Engines: Two to choose fromThere are two derivatives to choose from: Dynamique and Expression, but interestingly there's not much to separate them. At launch two engine options are offered. Firstly, there's the familiar 0.9-litre three-cylinder turbo which does duty in the Renault Sandero and Renault Clio. It has 66kW, and based on that spec item alone (I did not drive it), I'd be a little apprehensive of the performance. Power reaches the front wheels through a manual gearbox.
The other engine is a turbo'd 1.2-litre four-cylinder motor and this is coupled to a six-speed twin-clutch gearbox. This is a similar unit to the one found in the Renault Clio RenaultSport, but not identical. This 1.2-litre has 88kW and 190Nm which appears adequate at first glance. The claimed combined cycle fuel consumption is rated at 5.4L/100km and 4.9L/100km for the 1.2 and 0.9 respectively. At the launch, we only drove the automatic 1.2.
The twin-clutch gearbox had me instinctively feeling around the steering wheel for shift paddles, and there were none to be found. This isn't much of a problem as the Captur isn't meant to be a performance vehicle. Our launch route took us from the Cradle of Humankind to Sun City, via Hartebeespoort Dam and it was on these roads that I got to sample the Captur's abilities.
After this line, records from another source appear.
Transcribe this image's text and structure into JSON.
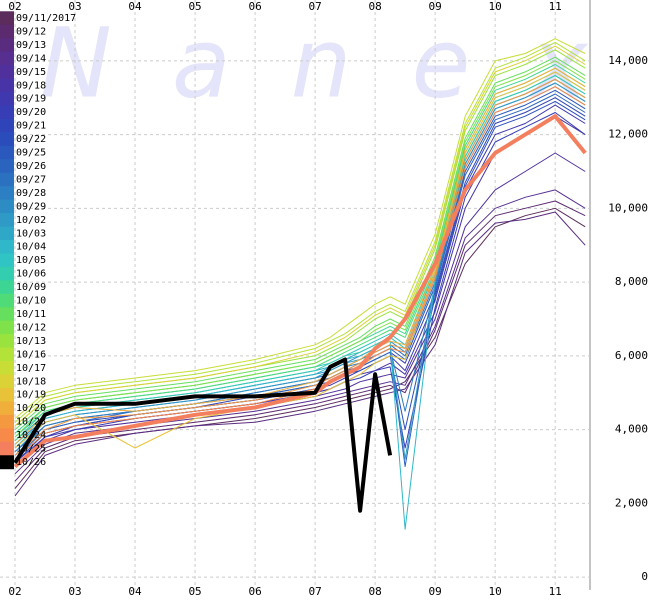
{
  "chart_data": {
    "type": "line",
    "watermark": "Nanex",
    "x": [
      2,
      2.5,
      3,
      4,
      5,
      6,
      7,
      7.25,
      7.5,
      7.75,
      8,
      8.25,
      8.5,
      9,
      9.5,
      10,
      10.5,
      11,
      11.5
    ],
    "xlim": [
      1.75,
      11.58
    ],
    "xticks": [
      {
        "value": 2,
        "label": "02"
      },
      {
        "value": 3,
        "label": "03"
      },
      {
        "value": 4,
        "label": "04"
      },
      {
        "value": 5,
        "label": "05"
      },
      {
        "value": 6,
        "label": "06"
      },
      {
        "value": 7,
        "label": "07"
      },
      {
        "value": 8,
        "label": "08"
      },
      {
        "value": 9,
        "label": "09"
      },
      {
        "value": 10,
        "label": "10"
      },
      {
        "value": 11,
        "label": "11"
      }
    ],
    "ylim": [
      -350,
      15650
    ],
    "yticks": [
      0,
      {
        "value": 2000,
        "label": "2,000"
      },
      {
        "value": 4000,
        "label": "4,000"
      },
      {
        "value": 6000,
        "label": "6,000"
      },
      {
        "value": 8000,
        "label": "8,000"
      },
      {
        "value": 10000,
        "label": "10,000"
      },
      {
        "value": 12000,
        "label": "12,000"
      },
      {
        "value": 14000,
        "label": "14,000"
      }
    ],
    "grid": true,
    "legend": "left",
    "series": [
      {
        "name": "09/11/2017",
        "color": "#5b2c5c",
        "values": [
          2400,
          3400,
          3700,
          3900,
          4100,
          4300,
          4600,
          4700,
          4800,
          4900,
          5000,
          5100,
          5300,
          6500,
          8500,
          9500,
          9800,
          10000,
          9500
        ]
      },
      {
        "name": "09/12",
        "color": "#5c2a6e",
        "values": [
          2600,
          3500,
          3800,
          4000,
          4200,
          4400,
          4700,
          4800,
          4900,
          5000,
          5100,
          5200,
          5000,
          6700,
          9000,
          9800,
          10000,
          10200,
          9800
        ]
      },
      {
        "name": "09/13",
        "color": "#5a2c80",
        "values": [
          2200,
          3300,
          3600,
          3900,
          4100,
          4200,
          4500,
          4600,
          4700,
          4800,
          4900,
          5000,
          5100,
          6300,
          8800,
          9600,
          9700,
          9900,
          9000
        ]
      },
      {
        "name": "09/14",
        "color": "#562f90",
        "values": [
          2800,
          3600,
          3900,
          4100,
          4300,
          4500,
          4800,
          4900,
          5000,
          5100,
          5200,
          5300,
          5200,
          6800,
          9200,
          10000,
          10300,
          10500,
          10000
        ]
      },
      {
        "name": "09/15",
        "color": "#50309c",
        "values": [
          3000,
          3700,
          4000,
          4200,
          4400,
          4600,
          4900,
          5000,
          5100,
          5300,
          5400,
          5500,
          5400,
          7000,
          9500,
          10500,
          11000,
          11500,
          11000
        ]
      },
      {
        "name": "09/18",
        "color": "#4834a6",
        "values": [
          3100,
          3800,
          4100,
          4300,
          4500,
          4700,
          5000,
          5100,
          5300,
          5500,
          5600,
          5800,
          5500,
          7200,
          10000,
          11500,
          12000,
          12500,
          12000
        ]
      },
      {
        "name": "09/19",
        "color": "#3f38ae",
        "values": [
          3200,
          3900,
          4100,
          4400,
          4600,
          4800,
          5100,
          5200,
          5400,
          5600,
          5800,
          6000,
          5600,
          7500,
          10500,
          12000,
          12300,
          12800,
          12300
        ]
      },
      {
        "name": "09/20",
        "color": "#373db4",
        "values": [
          3000,
          3800,
          4000,
          4300,
          4500,
          4700,
          5000,
          5100,
          5300,
          5400,
          5600,
          5700,
          3500,
          7300,
          10300,
          11800,
          12200,
          12600,
          12000
        ]
      },
      {
        "name": "09/21",
        "color": "#2f44b8",
        "values": [
          3300,
          4000,
          4200,
          4400,
          4600,
          4900,
          5200,
          5300,
          5500,
          5700,
          5900,
          6100,
          5800,
          7700,
          10700,
          12300,
          12600,
          13000,
          12500
        ]
      },
      {
        "name": "09/22",
        "color": "#2a4dbb",
        "values": [
          3100,
          3900,
          4100,
          4400,
          4600,
          4800,
          5100,
          5300,
          5500,
          5600,
          5800,
          6000,
          4000,
          7600,
          10600,
          12200,
          12500,
          12900,
          12400
        ]
      },
      {
        "name": "09/25",
        "color": "#2a58bd",
        "values": [
          3400,
          4100,
          4300,
          4500,
          4700,
          5000,
          5300,
          5400,
          5600,
          5800,
          6000,
          6200,
          5900,
          7900,
          11000,
          12500,
          12800,
          13200,
          12700
        ]
      },
      {
        "name": "09/26",
        "color": "#2a64bf",
        "values": [
          3200,
          4000,
          4200,
          4500,
          4700,
          4900,
          5200,
          5400,
          5600,
          5700,
          5900,
          6100,
          3000,
          7800,
          10900,
          12400,
          12700,
          13100,
          12600
        ]
      },
      {
        "name": "09/27",
        "color": "#2b71c0",
        "values": [
          3500,
          4200,
          4400,
          4600,
          4800,
          5100,
          5400,
          5500,
          5700,
          5900,
          6100,
          6300,
          6000,
          8000,
          11200,
          12700,
          13000,
          13400,
          12900
        ]
      },
      {
        "name": "09/28",
        "color": "#2c7fc2",
        "values": [
          3300,
          4100,
          4300,
          4500,
          4700,
          5000,
          5300,
          5500,
          5700,
          5800,
          6000,
          6200,
          4500,
          7900,
          11100,
          12600,
          12900,
          13300,
          12800
        ]
      },
      {
        "name": "09/29",
        "color": "#2d8cc4",
        "values": [
          3600,
          4300,
          4500,
          4700,
          4900,
          5200,
          5500,
          5600,
          5800,
          6000,
          6200,
          6400,
          6100,
          8100,
          11300,
          12800,
          13100,
          13500,
          13000
        ]
      },
      {
        "name": "10/02",
        "color": "#2f9ac6",
        "values": [
          3400,
          4200,
          4400,
          4600,
          4800,
          5100,
          5400,
          5600,
          5800,
          5900,
          6100,
          6300,
          3200,
          8000,
          11200,
          12700,
          13000,
          13400,
          12900
        ]
      },
      {
        "name": "10/03",
        "color": "#2fa8c8",
        "values": [
          3700,
          4400,
          4600,
          4800,
          5000,
          5300,
          5600,
          5700,
          5900,
          6100,
          6300,
          6500,
          6200,
          8200,
          11400,
          12900,
          13200,
          13600,
          13100
        ]
      },
      {
        "name": "10/04",
        "color": "#30b7c9",
        "values": [
          3500,
          4300,
          4500,
          4700,
          4900,
          5200,
          5500,
          5700,
          5900,
          6000,
          6200,
          6400,
          1300,
          8100,
          11300,
          12800,
          13100,
          13500,
          13000
        ]
      },
      {
        "name": "10/05",
        "color": "#31c4c4",
        "values": [
          3800,
          4500,
          4700,
          4900,
          5100,
          5400,
          5700,
          5800,
          6000,
          6200,
          6400,
          6600,
          6300,
          8300,
          11500,
          13000,
          13300,
          13700,
          13200
        ]
      },
      {
        "name": "10/06",
        "color": "#33cdb0",
        "values": [
          3600,
          4400,
          4600,
          4800,
          5000,
          5300,
          5600,
          5800,
          6000,
          6100,
          6300,
          6500,
          6200,
          8200,
          11400,
          12900,
          13200,
          13600,
          13100
        ]
      },
      {
        "name": "10/09",
        "color": "#3cd594",
        "values": [
          3900,
          4600,
          4800,
          5000,
          5200,
          5500,
          5800,
          6000,
          6200,
          6400,
          6600,
          6800,
          6600,
          8500,
          11700,
          13200,
          13500,
          13900,
          13400
        ]
      },
      {
        "name": "10/10",
        "color": "#4fdb78",
        "values": [
          3700,
          4500,
          4700,
          4900,
          5100,
          5400,
          5700,
          5900,
          6100,
          6300,
          6500,
          6700,
          6500,
          8400,
          11600,
          13100,
          13400,
          13800,
          13300
        ]
      },
      {
        "name": "10/11",
        "color": "#66df5e",
        "values": [
          4000,
          4700,
          4900,
          5100,
          5300,
          5600,
          5900,
          6100,
          6300,
          6500,
          6800,
          7000,
          6800,
          8700,
          11900,
          13400,
          13700,
          14100,
          13600
        ]
      },
      {
        "name": "10/12",
        "color": "#80e24a",
        "values": [
          3800,
          4600,
          4800,
          5000,
          5200,
          5500,
          5800,
          6000,
          6200,
          6400,
          6700,
          6900,
          6700,
          8600,
          11800,
          13300,
          13600,
          14000,
          13500
        ]
      },
      {
        "name": "10/13",
        "color": "#9ae33e",
        "values": [
          4100,
          4800,
          5000,
          5200,
          5400,
          5700,
          6000,
          6200,
          6400,
          6700,
          7000,
          7200,
          7000,
          8900,
          12100,
          13600,
          13900,
          14300,
          13800
        ]
      },
      {
        "name": "10/16",
        "color": "#b3e239",
        "values": [
          4200,
          4900,
          5100,
          5300,
          5500,
          5800,
          6200,
          6400,
          6600,
          6900,
          7200,
          7400,
          7200,
          9100,
          12300,
          13800,
          14100,
          14500,
          14000
        ]
      },
      {
        "name": "10/17",
        "color": "#c8dd36",
        "values": [
          4300,
          5000,
          5200,
          5400,
          5600,
          5900,
          6300,
          6500,
          6800,
          7100,
          7400,
          7600,
          7400,
          9300,
          12500,
          14000,
          14200,
          14600,
          14200
        ]
      },
      {
        "name": "10/18",
        "color": "#dad236",
        "values": [
          4100,
          4800,
          5000,
          5200,
          5400,
          5700,
          6100,
          6300,
          6500,
          6800,
          7100,
          7300,
          7100,
          9000,
          12200,
          13700,
          14000,
          14400,
          13900
        ]
      },
      {
        "name": "10/19",
        "color": "#e8c238",
        "values": [
          3500,
          4200,
          4400,
          3500,
          4300,
          4600,
          4900,
          5100,
          5300,
          5500,
          5800,
          6000,
          5900,
          8300,
          11500,
          13000,
          13300,
          13700,
          13200
        ]
      },
      {
        "name": "10/20",
        "color": "#f0ae3b",
        "values": [
          3600,
          4400,
          4600,
          4500,
          4700,
          4900,
          5300,
          5500,
          5700,
          5900,
          6200,
          6400,
          6300,
          8400,
          11600,
          13100,
          13400,
          13800,
          13300
        ]
      },
      {
        "name": "10/23",
        "color": "#f59940",
        "values": [
          3300,
          4000,
          4300,
          4400,
          4600,
          4800,
          5200,
          5400,
          5600,
          5800,
          6100,
          6300,
          6200,
          8200,
          11300,
          12800,
          13100,
          13500,
          13000
        ]
      },
      {
        "name": "10/24",
        "color": "#f78a48",
        "values": [
          3200,
          3900,
          4100,
          4300,
          4500,
          4700,
          5100,
          5300,
          5500,
          5700,
          6000,
          6200,
          6100,
          8100,
          11100,
          12600,
          12900,
          13300,
          12800
        ]
      },
      {
        "name": "10/25",
        "color": "#f47f5f",
        "values": [
          3000,
          3700,
          3800,
          4100,
          4400,
          4600,
          5000,
          5300,
          5500,
          5700,
          6200,
          6500,
          7000,
          8500,
          10500,
          11500,
          12000,
          12500,
          11500
        ]
      },
      {
        "name": "10/26",
        "color": "#000000",
        "values": [
          3100,
          4400,
          4700,
          4700,
          4900,
          4900,
          5000,
          5700,
          5900,
          1800,
          5500,
          3300,
          null,
          null,
          null,
          null,
          null,
          null,
          null
        ]
      }
    ]
  }
}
If you're expecting a responsive engine, you're going to be a little disappointed. There's a slight hesitation upon take off, but once you're moving the engine pulls reasonably well. The gearbox is quick to kick down too, making overtaking quite simple. Overall, it's not a bad engine combo, but it is lacking when you're in a hurry. Drive the Captur in a gentle manner and let the gearbox shift on its own accord, and things are adequate.
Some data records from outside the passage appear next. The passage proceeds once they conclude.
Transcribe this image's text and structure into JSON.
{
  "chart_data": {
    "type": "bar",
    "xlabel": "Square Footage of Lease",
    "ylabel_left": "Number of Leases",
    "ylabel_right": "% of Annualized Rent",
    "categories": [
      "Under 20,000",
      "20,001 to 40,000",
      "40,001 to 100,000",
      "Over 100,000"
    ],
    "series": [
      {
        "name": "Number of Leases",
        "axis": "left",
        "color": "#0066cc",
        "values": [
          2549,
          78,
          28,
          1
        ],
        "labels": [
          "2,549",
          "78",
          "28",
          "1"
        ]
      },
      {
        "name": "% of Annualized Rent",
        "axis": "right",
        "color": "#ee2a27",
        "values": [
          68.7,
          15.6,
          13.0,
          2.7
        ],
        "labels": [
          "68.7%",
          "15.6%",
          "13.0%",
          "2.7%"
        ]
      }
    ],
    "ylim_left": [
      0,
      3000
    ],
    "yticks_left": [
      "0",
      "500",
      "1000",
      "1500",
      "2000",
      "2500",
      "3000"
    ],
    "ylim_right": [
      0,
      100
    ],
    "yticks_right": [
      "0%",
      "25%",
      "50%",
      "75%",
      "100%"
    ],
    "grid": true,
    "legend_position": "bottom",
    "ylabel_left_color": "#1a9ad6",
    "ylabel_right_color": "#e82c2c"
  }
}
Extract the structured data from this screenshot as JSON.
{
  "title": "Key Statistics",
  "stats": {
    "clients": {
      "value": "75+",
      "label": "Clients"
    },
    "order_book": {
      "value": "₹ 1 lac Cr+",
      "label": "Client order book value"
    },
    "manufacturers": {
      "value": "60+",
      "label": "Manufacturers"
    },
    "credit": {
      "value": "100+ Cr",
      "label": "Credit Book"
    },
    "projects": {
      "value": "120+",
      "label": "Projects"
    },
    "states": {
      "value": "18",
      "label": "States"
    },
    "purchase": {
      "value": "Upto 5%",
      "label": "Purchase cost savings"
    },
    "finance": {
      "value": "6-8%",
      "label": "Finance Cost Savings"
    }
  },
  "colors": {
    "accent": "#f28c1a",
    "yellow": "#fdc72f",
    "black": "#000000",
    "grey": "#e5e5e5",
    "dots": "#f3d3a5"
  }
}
The engine may feel a little underpowered, but this is essentially the only mark against an otherwise good car, and even then it will only be a problem for some customers. The Captur offers the drive of a normal hatchback, boasts MPV-like practicality and space, while even throwing in good ground clearance of 170mm like an SUV. Renault was keen to show off its offroad credentials to us and the launch route included numerous dirt roads of varying qualities. Thanks to Renault's great safety and stability features, I felt confident when driving through gravel and sand. For a family vehicle based on a fashionable Clio, it's surprisingly good.
Another Renault party trick is offering an amazing amount of specification fitted as standard. For a vehicle costing under R300 000, it's outstanding to see this level of kit thrown in. Satellite navigation, Bluetooth, cruise control, USB port, touchscreen infotainment, auto headlights, rain-sensing wipers as well as the usual safety acronyms of ABS, EBD and airbags have been thrown in. On the safety side of things, the Renault Captur scored a five-star rating at the 2013 round of evaluations.
On the practicality side of things, the Renault Captur is a lot more versatile than the Clio which it is based upon. There's a decent amount of legroom for the rear passengers, and the rear bench can slide forwards and backwards. When these seats are folded flat and the bottom of the boot has been dropped, you're looking at 1 235 litres of space to play with. There's a space saver spare wheel located at the bottom of the boot as well.